US Ambassador Stephen Mull will 'receive a note of protest and a summons for an apology' over the comments made by FBI director James Comey, foreign ministry spokesman Marcin Wojciechowski said on Sunday.
WNU Editor: A poor choice of words from the FBI Director .... there were Nazi collaborators in Poland (just as there were everywhere else) .... but the mass majority of Poles were not. The op-ed that has caused all of this controversy is here .... Why I require FBI agents to visit the Holocaust Museum (James Comey, Washington Post)
More News On Poland's Reaction To The FBI Director's Comments That Some Poles Were Accomplices In The Holocaust
Poland fury at Holocaust comment by FBI's James Comey -- BBC
Poland furious at FBI director over Holocaust remarks -- CBS/AP
Poland summons U.S. ambassador over FBI head's Holocaust remarks -- Reuters
Poland Summons U.S. Ambassador Over FBI Chief’s Holocaust Comments -- Wall Street Journal
Poland demands apology for FBI chief's comment on Holocaust -- The Guardian
Poland furious over FBI Holocaust comments, summons US envoy -- Deutsche Welle
FBI Director’s Washington Post Columnn Leads to Diplomatic Spat With Poland -- Slate
US envoy apologises to Poland over FBI chief's Holocaust claim -- AFP
FBI director got it wrong on the Holocaust -- Anne Applebaum, Washington Post
5 comments:
WNU Editor,
Some reading on the current subject:
http://tabletmag.com/jewish-news-and-politics/101123/nazi-collaborators-or-victims
Jay ... thanks for the link. I can spend all night talking about this subject. My father never talked much about his wartime experience in Poland. He saw one death camp .... and as he told me later .... it is a smell that he will never forget. But to him the Poles were mainly hiding as best as they could from the fighting ... and Soviet soldiers were given strict orders that Poles were to be treated as a liberated people .... not as an ally of Nazi Germany .... but he did encounter Polish prisoners who were in the Waffen SS.
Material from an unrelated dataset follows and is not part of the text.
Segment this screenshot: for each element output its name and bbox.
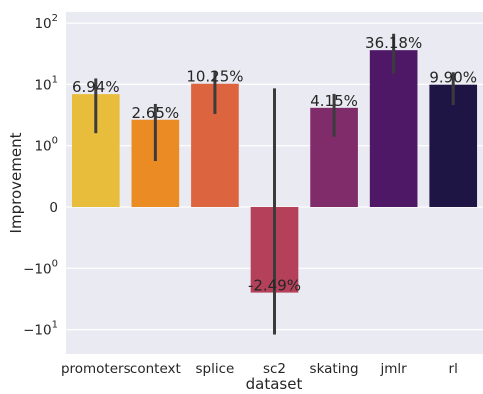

On a side note .... during the occupation my father mentioned to me that he was astounded with what he saw in Germany. That after fighting the Nazis for almost 4 years .... when he finally ended up in Germany .... there were no Nazis around.
Comey's comment was pretty innocuous, and was truthfull,
The Polish "overreaction" is as the Tablet article noted, based in the Nationalist need to create an AltHistory, and is something that Stalin did all the time.
You can't learn from history, ( not that most humans learn anything from history, When Nationalist Myth replaces actual history.
So true about the present growth of nationalism in eastern Europe .... and while the Western press is more focused on "Russian nationalism", it is in places like Ukraine, Poland, etc. that the "hard-core" nationalism is starting to spread.
The mass majority in any country that wasn't an active war zone was just trying to get on with its life - or, more likely in Eastern Europe, to survive the increasingly heavy-handed German occupation.
About the no Nazis comment though... different people had different impressions. The Allies (including the Soviets for those purposes) would not have noticed it I suppose, but plenty of German intellectuals that were in Germany immediately after the war (and into the late 40s) did complain that the a large chunk of the population was still Nazi, "if Hitler came back today they would all be for him" (Ernst Wiechert, as quoted by Thomas Mann).